Most of the stories we hear about a solo aircraft's gunners managing to destroy or damage attacking single engine fighters usually turns out to be apocryphal if we try to investigate; about 20 years ago, I was commissioned to build a 1/72nd scale B-24J with the markings of a Foggia based aircraft that was shot down in the sort of circumstances you describe for one of the surviving aircrewmen. I was invited to the presentation, and the honoree confessed to all present that the claims of four or five enemy fighters destroyed in their heroic last fight (over Turin, I think) were all bulls**t (his word, used as he pointed right at the Groups' former Public Information Officer), but he wasn't giving his Air Medal back.

As for the B-52's stinger, the 'gunner' operated a radar aimed gun remotely, with the help of a slightly more advanced stabilization system than that used on late-WWII era battleships's guns. It took shameless advantage of the limited range and acquisition cone of early Warsaw Pact heat guided missiles like the Atoll.

Quote:
But, as you said, the USAAF (and every other Air Force) had problems with overclaiming kills. Often, when some hapless Bf-109 diving through a formation B-17 or B-24 coughed up smoke because pilot mishandled the fuel mixture, every gunner in the formation would claim it as a kill because they saw the 109 coughing up black smoke were sure that their gun was the one that "hit." With claims like that, even the most skeptical debriefing intelligence officer was likely to believe that the fighter was a "probable" even if the Luftwaffe plane wasn't scratched.

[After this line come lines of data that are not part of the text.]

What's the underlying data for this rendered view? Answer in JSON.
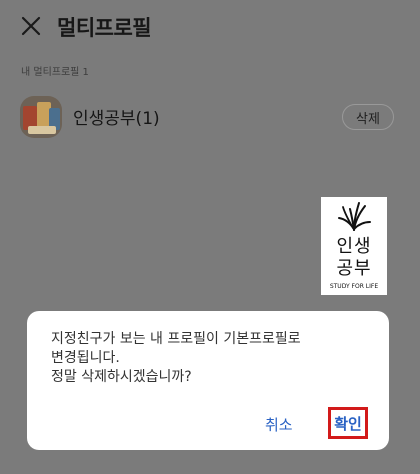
{
  "header": {
    "close_icon": "close-icon",
    "title": "멀티프로필"
  },
  "section": {
    "label": "내 멀티프로필 1"
  },
  "profiles": [
    {
      "name": "인생공부(1)",
      "delete_label": "삭제",
      "avatar_icon": "book-stack-avatar"
    }
  ],
  "logo": {
    "icon": "leaf-icon",
    "line1": "인생",
    "line2": "공부",
    "tagline": "STUDY FOR LIFE"
  },
  "dialog": {
    "lines": [
      "지정친구가 보는 내 프로필이 기본프로필로",
      "변경됩니다.",
      "정말 삭제하시겠습니까?"
    ],
    "cancel_label": "취소",
    "confirm_label": "확인"
  },
  "colors": {
    "overlay_bg": "#7b7b7b",
    "dialog_bg": "#ffffff",
    "button_text": "#2a62c4",
    "highlight_border": "#d21a1a"
  }
}
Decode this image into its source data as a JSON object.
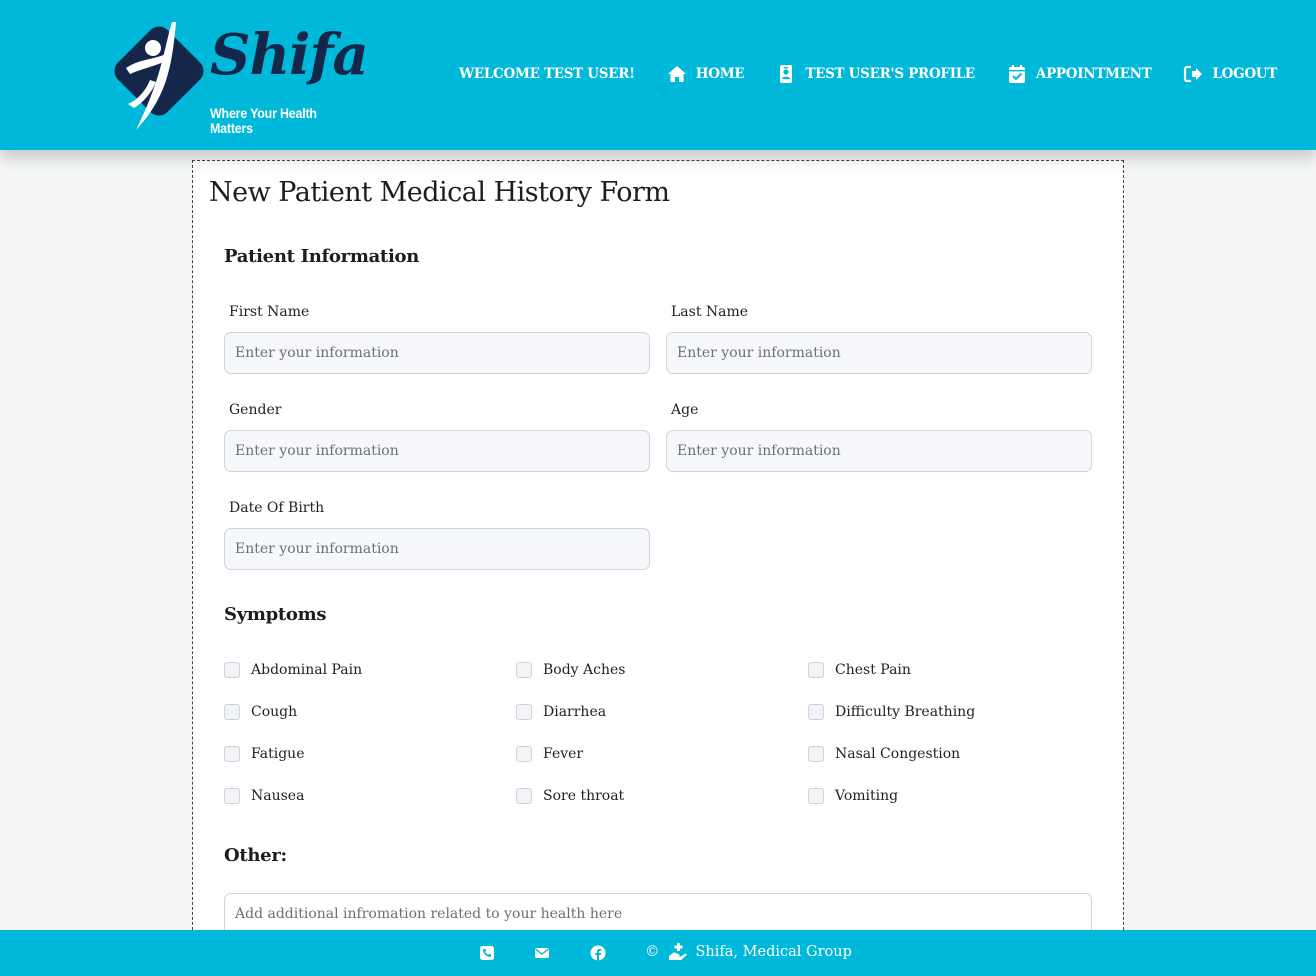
{
  "brand": {
    "name": "Shifa",
    "tagline": "Where Your Health Matters"
  },
  "nav": {
    "welcome": "WELCOME TEST USER!",
    "home": "HOME",
    "profile": "TEST USER'S PROFILE",
    "appointment": "APPOINTMENT",
    "logout": "LOGOUT"
  },
  "form": {
    "title": "New Patient Medical History Form",
    "patient_section": "Patient Information",
    "placeholder": "Enter your information",
    "fields": {
      "first_name": "First Name",
      "last_name": "Last Name",
      "gender": "Gender",
      "age": "Age",
      "dob": "Date Of Birth"
    },
    "symptoms_section": "Symptoms",
    "symptoms": [
      "Abdominal Pain",
      "Body Aches",
      "Chest Pain",
      "Cough",
      "Diarrhea",
      "Difficulty Breathing",
      "Fatigue",
      "Fever",
      "Nasal Congestion",
      "Nausea",
      "Sore throat",
      "Vomiting"
    ],
    "other_section": "Other:",
    "other_placeholder": "Add additional infromation related to your health here"
  },
  "footer": {
    "copyright_symbol": "©",
    "org": "Shifa, Medical Group"
  },
  "colors": {
    "header_bg": "#00b8d9",
    "logo_navy": "#14274a",
    "page_bg": "#f3f6f4"
  },
  "icons": {
    "home": "home-icon",
    "profile": "id-badge-icon",
    "appointment": "calendar-check-icon",
    "logout": "sign-out-icon",
    "phone": "phone-icon",
    "mail": "envelope-icon",
    "facebook": "facebook-icon",
    "hand": "hand-holding-medical-icon"
  }
}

Almost any Allied fighter pilot in the theater for more than two days (i.e., long enough to visit the Officers' Club bar) could have told them that German fighters tended to belch black smoke whenever the throttle was shoved forward or back too quickly, and the Allies' commanders were well aware that the Luftwaffe wasn't taking even a tiny fraction of the losses the the gunners claimed to be inflicting. "Morale" was the only justification for awarding the overwhelming majority of gunners' claims for destroyed enemy aircraft, and they beat it to death.